Consumer behavior, through well-informed and motivated consumers, is a key part of ensuring that society becomes truly sustainable. However, consumer choice is limited to what the market offers, and the market takes time to respond to bottom-up pressure. Looking another level beyond that, the production systems that use the market to deliver goods to consumers are deeply intertwined with government. Political signals and governmental measures such as regulations, taxation and subsidies will allow production systems to improve their offerings fundamentally. Ultimately, this will give consumers increased freedom and more opportunities to purchase sustainably.
This is why IUCN does not seek to influence consumer behavior directly and instead seeks to influence government policy and the private sector to mitigate impacts of consumption on nature. One example is our research into the sources of marine plastics, or our recent work quantifying the benefits of sustainable agriculture for food security and for the economy.
You’ve worn many hats throughout your career, as a consultant, a scientist, an economist, a policy advisor, an entrepreneur. Why is this diverse background important for leading an environmental organization at this time?
As the Director General of IUCN, I will continue to wear most of these hats – only now, all at once. I hope that the diversity of my own background and experience will reinforce IUCN’s unique role in tackling the climate and biodiversity crises.

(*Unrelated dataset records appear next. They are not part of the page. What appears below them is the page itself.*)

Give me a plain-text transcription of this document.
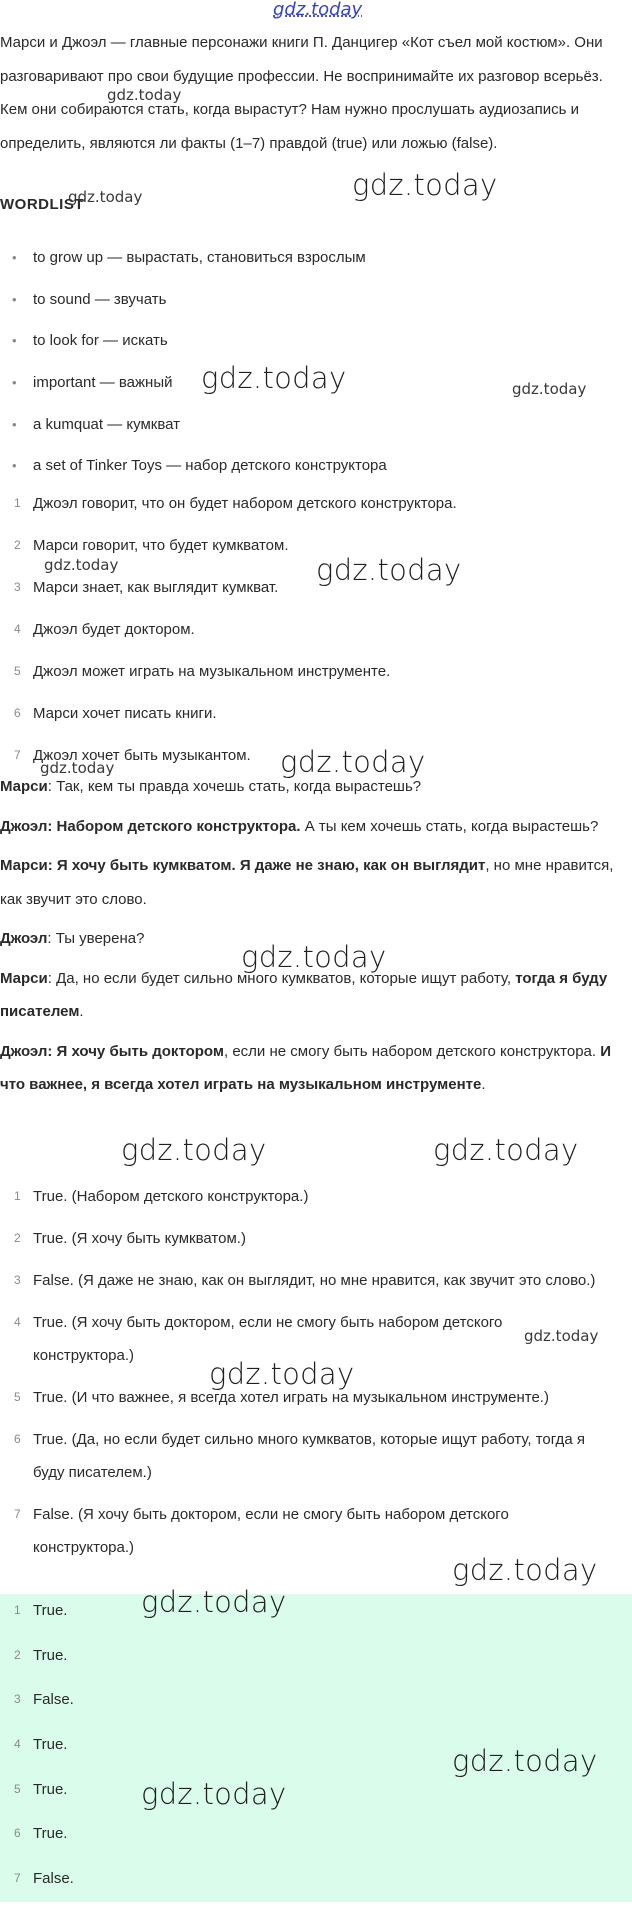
Марси и Джоэл — главные персонажи книги П. Данцигер «Кот съел мой костюм». Они разговаривают про свои будущие профессии. Не воспринимайте их разговор всерьёз. Кем они собираются стать, когда вырастут? Нам нужно прослушать аудиозапись и определить, являются ли факты (1–7) правдой (true) или ложью (false).

WORDLIST
• to grow up — вырастать, становиться взрослым
• to sound — звучать
• to look for — искать
• important — важный
• a kumquat — кумкват
• a set of Tinker Toys — набор детского конструктора
1 Джоэл говорит, что он будет набором детского конструктора.
2 Марси говорит, что будет кумкватом.
3 Марси знает, как выглядит кумкват.
4 Джоэл будет доктором.
5 Джоэл может играть на музыкальном инструменте.
6 Марси хочет писать книги.
7 Джоэл хочет быть музыкантом.

Марси: Так, кем ты правда хочешь стать, когда вырастешь?

Джоэл: Набором детского конструктора. А ты кем хочешь стать, когда вырастешь?

Марси: Я хочу быть кумкватом. Я даже не знаю, как он выглядит, но мне нравится, как звучит это слово.

Джоэл: Ты уверена?

Марси: Да, но если будет сильно много кумкватов, которые ищут работу, тогда я буду писателем.

Джоэл: Я хочу быть доктором, если не смогу быть набором детского конструктора. И что важнее, я всегда хотел играть на музыкальном инструменте.

1 True. (Набором детского конструктора.)
2 True. (Я хочу быть кумкватом.)
3 False. (Я даже не знаю, как он выглядит, но мне нравится, как звучит это слово.)
4 True. (Я хочу быть доктором, если не смогу быть набором детского конструктора.)
5 True. (И что важнее, я всегда хотел играть на музыкальном инструменте.)
6 True. (Да, но если будет сильно много кумкватов, которые ищут работу, тогда я буду писателем.)
7 False. (Я хочу быть доктором, если не смогу быть набором детского конструктора.)
1 True.
2 True.
3 False.
4 True.
5 True.
6 True.
7 False.
gdz.today
gdz.today
gdz.today
gdz.today
gdz.today	gdz.today
gdz.today	gdz.today
gdz.today
gdz.today
gdz.today
gdz.today	gdz.today
gdz.today
gdz.today
gdz.today
gdz.today
gdz.today
gdz.today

These crises aren’t niche issues; they are fundamental, interlinked challenges we all face – and we need to address them together, from all angles and with all our energy and focus. In this effort, everyone needs to contribute their voice and do their part: science and academia, policy makers and governments, businesses, activists, consumers. IUCN, thanks to its unique structure as a diverse membership union that includes state- and non-state actors both big and small, plays a key role as a driver of change and a convener that brings leaders from across these sectors to the table.